Political science professor Neal A. Maxwell described it in this way:
The sum of our political, educational, and economic institutions is usually not sufficient to offset the deficits in the home…Only when homes are full of truth, warmth, and trust, can our other institutions perform their tasks…If we are really concerned about the most economical way of achieving happiness for ourselves and/or our fellowmen and about those skills that are needed in successful human enterprises, then we should seek these gains through the family.

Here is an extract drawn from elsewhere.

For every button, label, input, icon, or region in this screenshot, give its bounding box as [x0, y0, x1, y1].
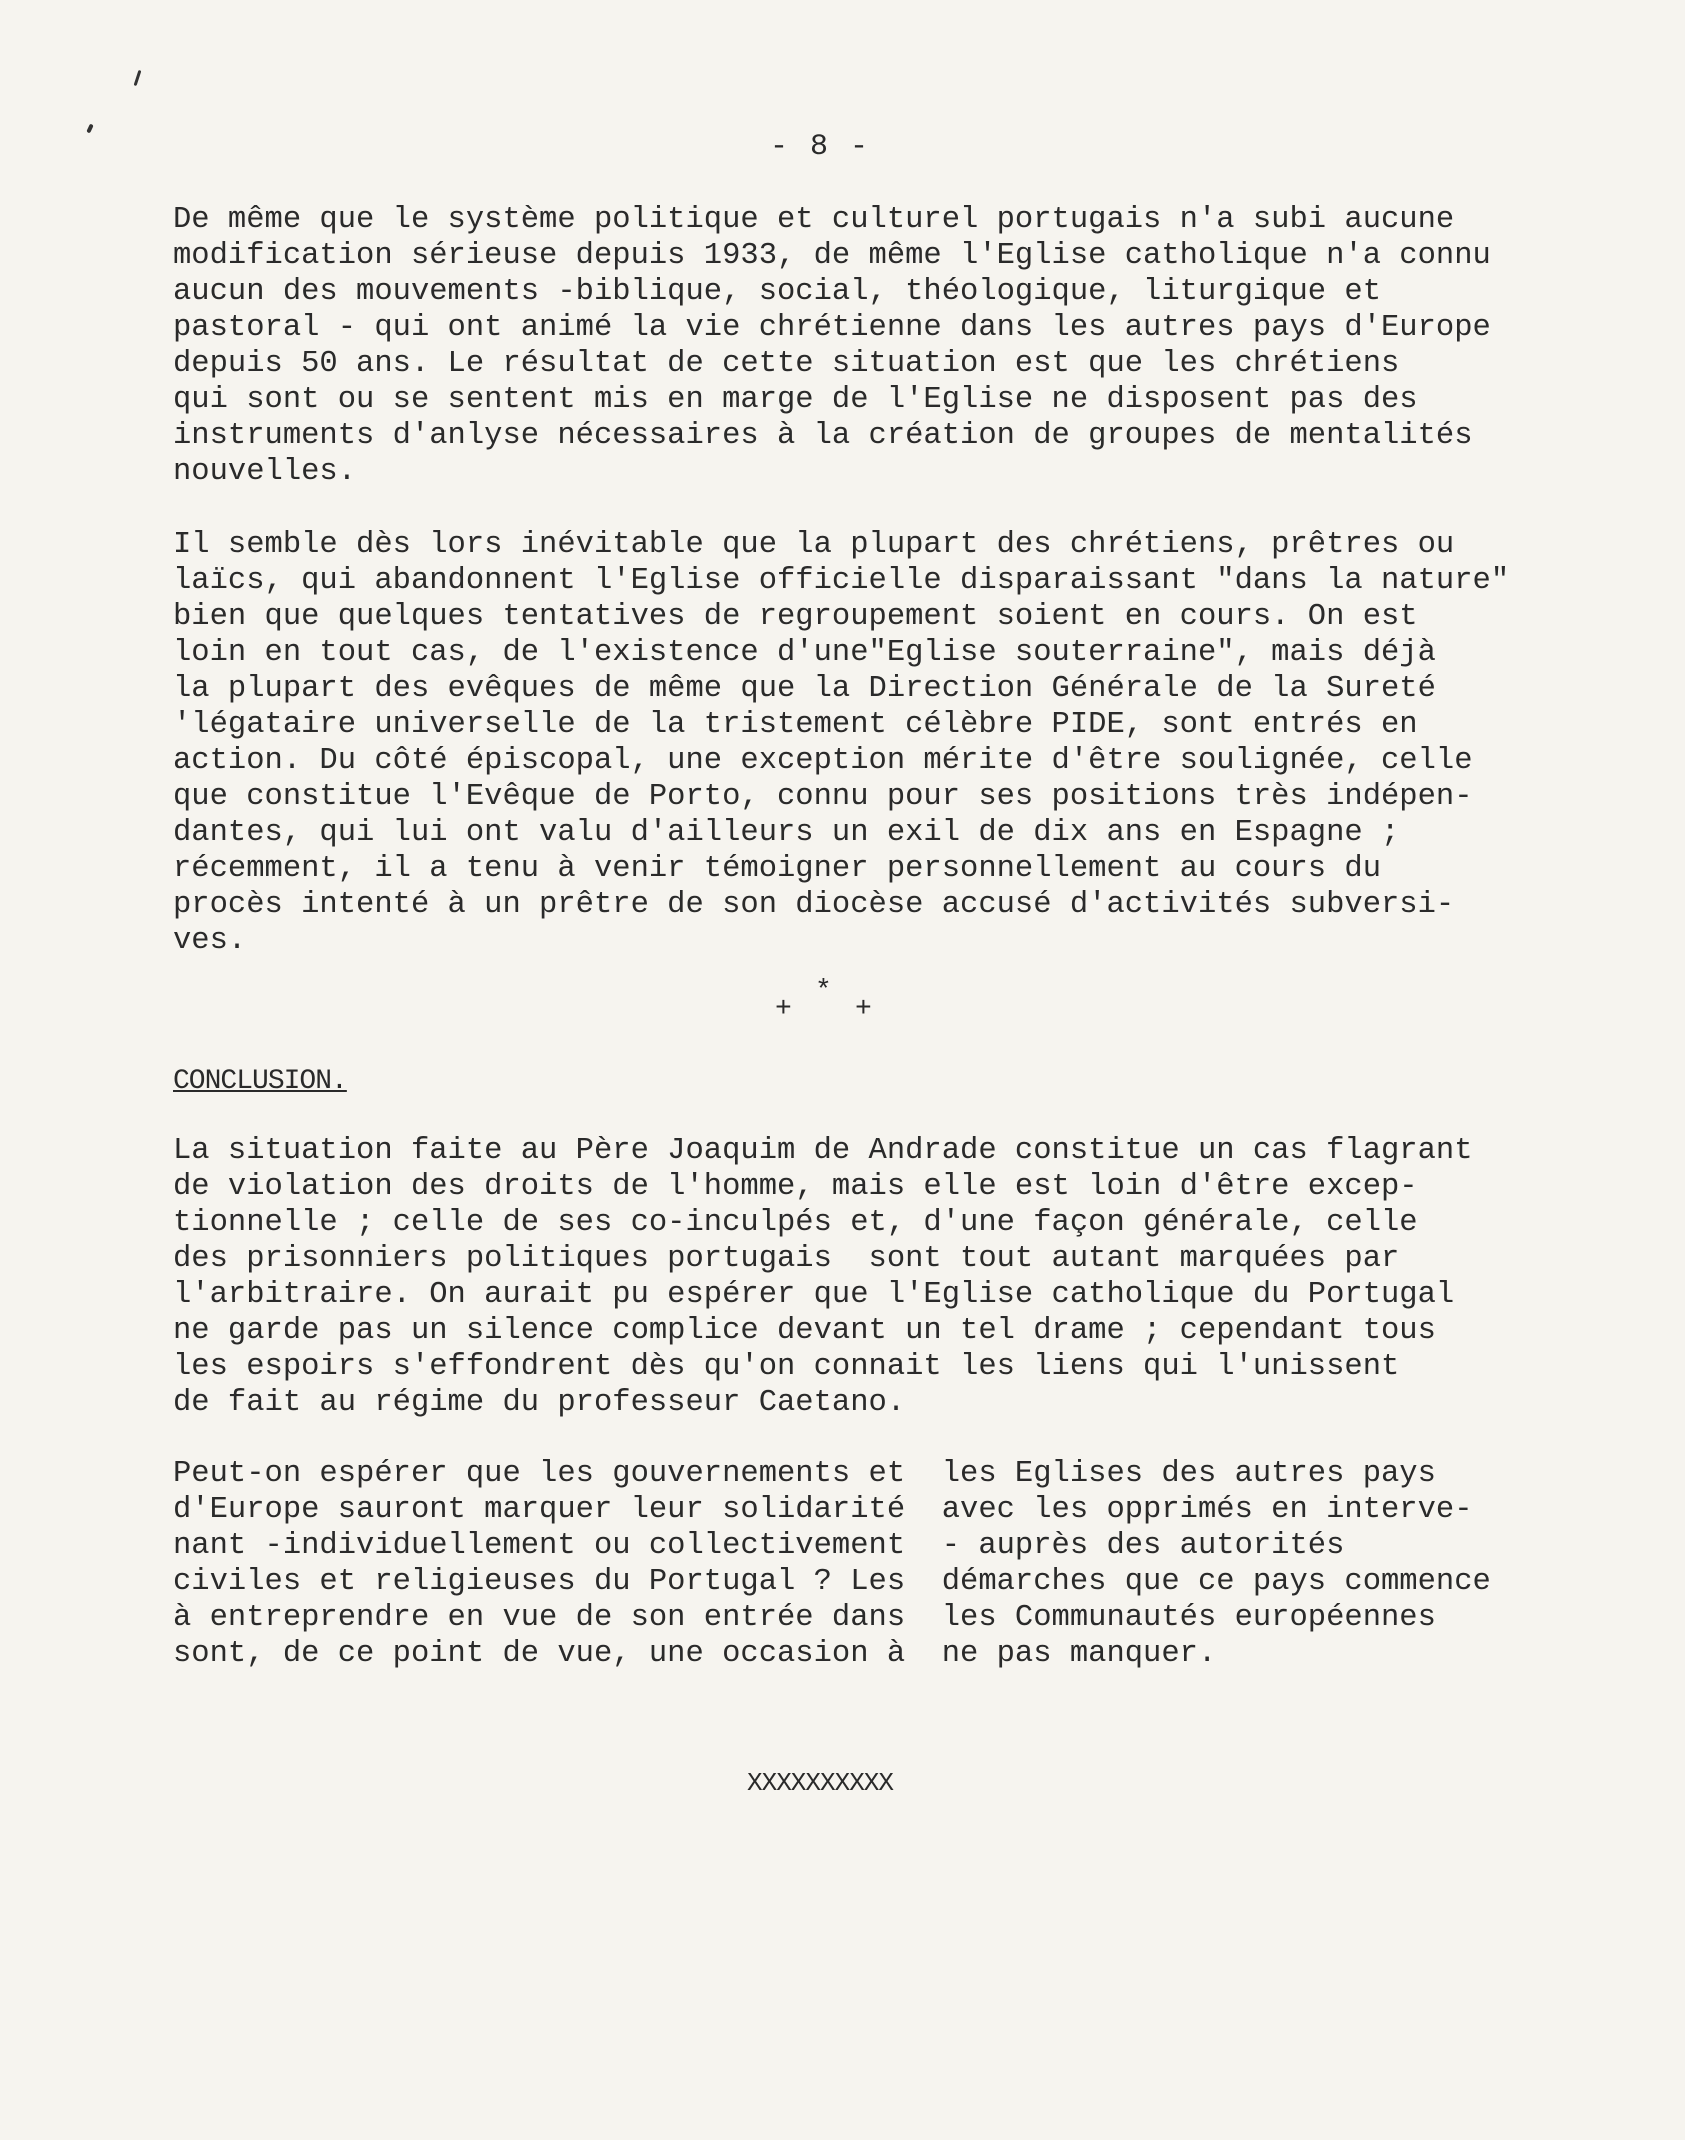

While every teacher agrees that even the best schools are not enough to “offset deficits in the home,” as Maxwell puts it, FFIs continue to be generally unexplored and unimplemented. We are much more comfortable discussing teacher-training than family strengthening initiatives, as though our survival as a society depends less on simply stable homes and more on our ability to recreate Stand and Deliver or Freedom Writers in every failing classroom. It is simply unfair to expect miracles in the classroom and not expect stability in the home.
Part of the problem may be our inability to agree on the definition of family or to define family responsibilities. Different researchers have identified different characteristics of positive functioning families2 because of a lack of consensus on what a functional family looks like, or what a family should be expected to do.3 Perhaps we also disregard family-oriented approaches because it feels intrusive or value-laden, or because for many of us, our experiences with family have so often been negative.
Whether or not we want to address such issues, the data should compel us to pay closer attention. Not every FFI is going to be effective, but continuing to direct our efforts toward families instead of individuals is likely to yield more and more effective strategies. Let’s focus on fixing the family, regardless of how competent or comfortable we feel trying to do it. Fix the family and the kids will follow. Fix the family and society will follow, too.
Kindra Heilpern has a Masters in Social Work from the University of North Carolina at Chapel Hill. She specializes in parenting education and has taught as an adjunct professor at Utah Valley University since 2013.
1. Muck, R., Zempolich, K.A., Titue, J., & Fishman, M.(2001). “An overview of the effectiveness of adolescent substance abuse treatment models.” Youth and Society, 33(2), 143-168.
2. See Buehler, C. (2001). Adjustment. In J. Touliatos, B. F. Perlmutter, & M. A. Straus (Eds.), Handbook of family measurement techniques (Vol. 1, pp. 247–259). Thousand Oaks, CA: Sage. And Grotevant, H. D., & Carlson, C. I. (with Koranek, M.). (1989). Self-report measures of whole-family functioning. In H. D. Grotevant & C. I. Carlson (Eds.), Family assessment: A guide to methods.
3. Carlson, C. (2001). “Family measurement overview.” In J. Touliatos, B. F. Perlmutter, & G. W. Holden (Eds.), Handbook of family measurement techniques (Vol. 2, pp. 1–9). Thousand Oaks, CA: Sage.